Setup A Windbg Extension In VisualStudio 2008
I currently work for Avid Technology as a software engineer in group dedicated to fixing customer issues. We do quite a bit of debugging, both on the Mac and the PC. I thought having a place where I could share some of the learned lessons would be interesting. I’ll share what I can, including code, techniques and thoughts. We’ll see what happens…
First off, thanks to the books Advanced Windows Debugging, and the amazing Memory Dump Anthology, vol 1 & 2, I have grown more comfortable with Windbg. I cannot stress enough the importance of using memory dumps in debugging of large applications.
However, after learning about the true power of Windbg I immediately wanted to write my own extension that would help me pull useful information out of memory dumps. I searched the web for examples, and there are many. It gets confusing due to the different methods of creating an extension. The “old style”, using COM, etc etc. Not to mention that everyone writing windbg extensions seems to love makefiles. Is there no one who both likes windbg AND sees the benefit of using VisualStudio’s IDE? Maybe that is a small category, but it did include me!
So I used the ’simple’ example that ships with the ‘Debugging Tools For Windows’ to create a windbg extension that has a solution file for VisualStudio 2008. I removed all the specific code, all that is left is the skeleton, but it should be obvious how to add the code for your extension.
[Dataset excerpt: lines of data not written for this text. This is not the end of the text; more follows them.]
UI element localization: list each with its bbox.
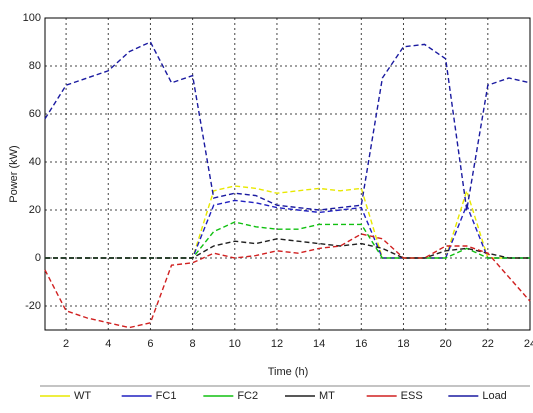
legend-label: FC2 <box>237 390 258 402</box>
y-tick-label: 80 <box>29 60 41 72</box>
x-tick-label: 6 <box>147 338 153 350</box>
x-tick-label: 20 <box>440 338 452 350</box>
x-tick-label: 14 <box>313 338 325 350</box>
series-line <box>45 185 530 259</box>
y-tick-label: 60 <box>29 108 41 120</box>
x-tick-label: 24 <box>524 338 533 350</box>
series-line <box>44 41 531 211</box>
y-tick-label: 0 <box>35 252 41 264</box>
series-line <box>45 238 530 259</box>
x-tick-label: 12 <box>271 338 283 350</box>
y-tick-label: -20 <box>25 300 41 312</box>
legend-label: ESS <box>401 390 423 402</box>
y-tick-label: 100 <box>23 12 41 24</box>
x-tick-label: 2 <box>63 338 69 350</box>
legend-label: Load <box>482 390 506 402</box>
y-tick-label: 20 <box>29 204 41 216</box>
legend-label: FC1 <box>156 390 177 402</box>
legend-label: MT <box>319 390 335 402</box>
x-tick-label: 16 <box>355 338 367 350</box>
x-axis-label: Time (h) <box>268 366 309 378</box>
x-tick-label: 4 <box>105 338 111 350</box>
y-axis-label: Power (kW) <box>8 145 20 202</box>
plot-frame <box>44 17 531 331</box>
x-tick-label: 10 <box>229 338 241 350</box>
series-line <box>44 233 531 329</box>
legend-label: WT <box>74 390 91 402</box>
y-tick-label: 40 <box>29 156 41 168</box>
x-tick-label: 18 <box>397 338 409 350</box>
x-tick-label: 8 <box>190 338 196 350</box>
x-tick-label: 22 <box>482 338 494 350</box>
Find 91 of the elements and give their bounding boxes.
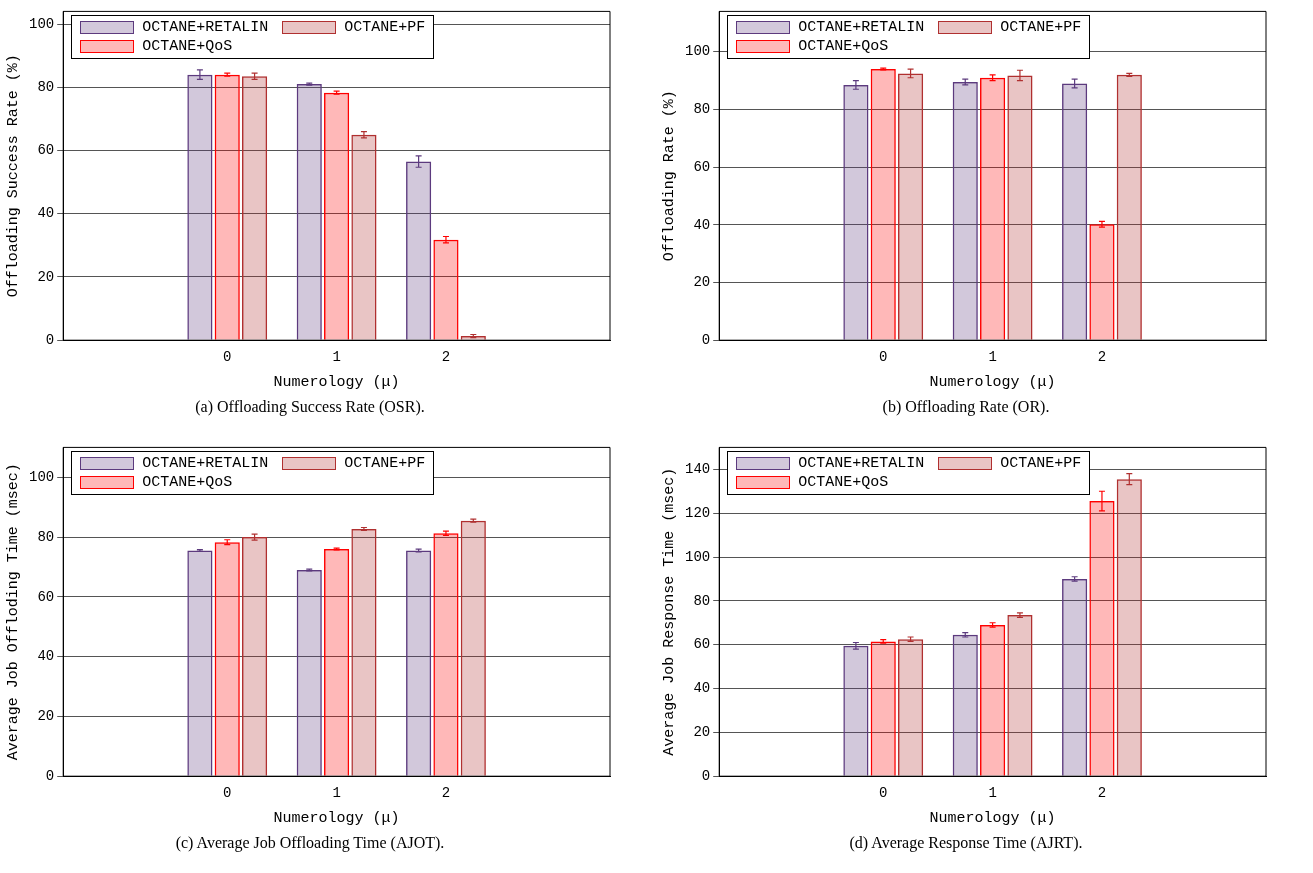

Download it here: Sample Windbg Extension
It is an “old style” windbg extension, but I was able to do everything I need to do, and to me it is a lot more simple than bringing COM and whatnot into the picture. ReadMemory() works similar to scanf. What is cool is that you can use ReadMemory to read complex structures. So if you are writing a windbg extension for a codebase that you have access too (which I am), you can grab header files for some of the more complex data structures and put them right in your extension code. When you call ReadMemory() it will populate the data structure just as it is in your ‘real’ application! This allows you do reuse much of the parsing code. For example, in Avid’s applications there are things called “MOBs”, which are referenced by “Mob IDs”. Its not super complex, but it is a data structure with ‘major’ parts and ‘minor’ parts, and who knows what the heck else. So I just took the definitions of those structures, put it in my extension and when I do a ReadMemory(), I can use the same code our application uses to print out a MobID, without having to understand the gory details! Sweeeeeeeeeet.
Also, after you write a bit of code with ReadMemory(), you’ll find yourself needing to include offsets to fields in your classes to get specific pieces of information. You can hardcode this information, but then if your program changes the offsets might be wrong. I had written a few extensions before I found the GetFieldOffset() call. This does exactly what you’d want it to. Given a module name and structure, plus a field name, it will return the offset from the beginning. So you find the address of your structure, then add this offset, passing that to ReadMemory() and whammo…..tons of useful data.